Magnum Photos

October 31, 2008

Not a Friday Poem

Alec Soth


Cool to see that Simon Norfolk is guest editing this week's edition of the British Journal of Photography. In choosing Milton Rogovin for the cover story, he writes:

The fashionistas will run a mile from his photographic style (monochrome is so last century); his tenacity (so 1970s,) humanism (so last year) and his communist politics (so ... oh, didn't capitalism collapse last week?) - but quality will always shine through in the end.

While working near Buffalo, I made a pilgrimage to meet Rogovin in 2004 (see the picture here). I was terrified, but he was as sweet and generous as his photographs.

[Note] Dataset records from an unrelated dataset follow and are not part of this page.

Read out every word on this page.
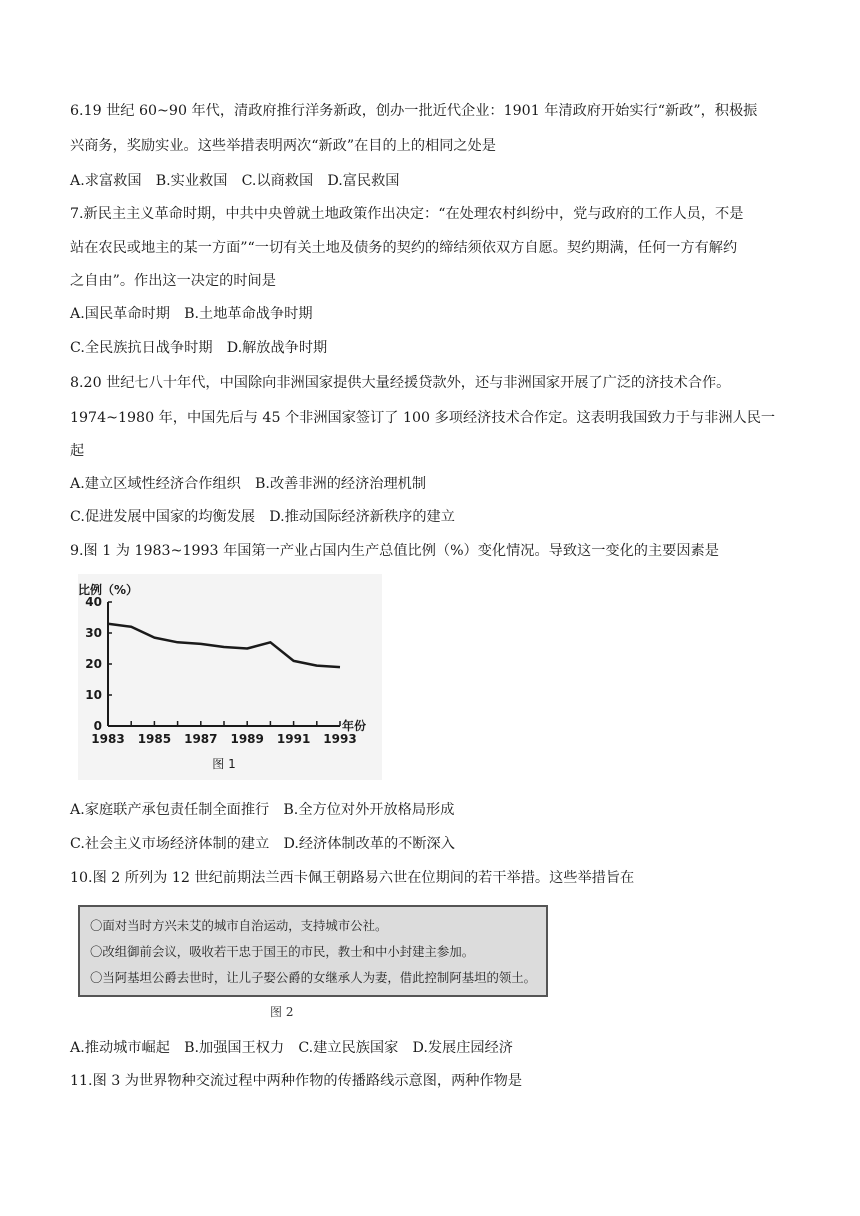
6.19 世纪 60~90 年代，清政府推行洋务新政，创办一批近代企业：1901 年清政府开始实行“新政”，积极振
兴商务，奖励实业。这些举措表明两次“新政”在目的上的相同之处是
A.求富救国　B.实业救国　C.以商救国　D.富民救国
7.新民主主义革命时期，中共中央曾就土地政策作出决定：“在处理农村纠纷中，党与政府的工作人员，不是
站在农民或地主的某一方面”“一切有关土地及债务的契约的缔结须依双方自愿。契约期满，任何一方有解约
之自由”。作出这一决定的时间是
A.国民革命时期　B.土地革命战争时期
C.全民族抗日战争时期　D.解放战争时期
8.20 世纪七八十年代，中国除向非洲国家提供大量经援贷款外，还与非洲国家开展了广泛的济技术合作。
1974~1980 年，中国先后与 45 个非洲国家签订了 100 多项经济技术合作定。这表明我国致力于与非洲人民一
起
A.建立区域性经济合作组织　B.改善非洲的经济治理机制
C.促进发展中国家的均衡发展　D.推动国际经济新秩序的建立
9.图 1 为 1983~1993 年国第一产业占国内生产总值比例（%）变化情况。导致这一变化的主要因素是
0
10
20
30
40
1983 1985 1987 1989 1991 1993
比例（%）
年份
图 1
A.家庭联产承包责任制全面推行　B.全方位对外开放格局形成
C.社会主义市场经济体制的建立　D.经济体制改革的不断深入
10.图 2 所列为 12 世纪前期法兰西卡佩王朝路易六世在位期间的若干举措。这些举措旨在
〇面对当时方兴未艾的城市自治运动，支持城市公社。
〇改组御前会议，吸收若干忠于国王的市民，教士和中小封建主参加。
〇当阿基坦公爵去世时，让儿子娶公爵的女继承人为妻，借此控制阿基坦的领土。
图 2
A.推动城市崛起　B.加强国王权力　C.建立民族国家　D.发展庄园经济
11.图 3 为世界物种交流过程中两种作物的传播路线示意图，两种作物是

I later learned that at age ninety Rogoving began writing poetry (via):

"I was sitting in this chair in my living room on my ninetieth birthday, and I started crying as I recalled my father going swimming at Coney Island, and a poem came out. Then I wrote a poem about my mother. I was remembering the time she took me to the Metropolitan Museum of Art in New York City to see a well-known painting called "The Horse Fair" (1852) by Rosa Bonheur. I wrote about 70 poems over the next few years, all of them sitting in that chair. My family joked about it. (Laughing) My son Mark sat in the chair, but no poems came out."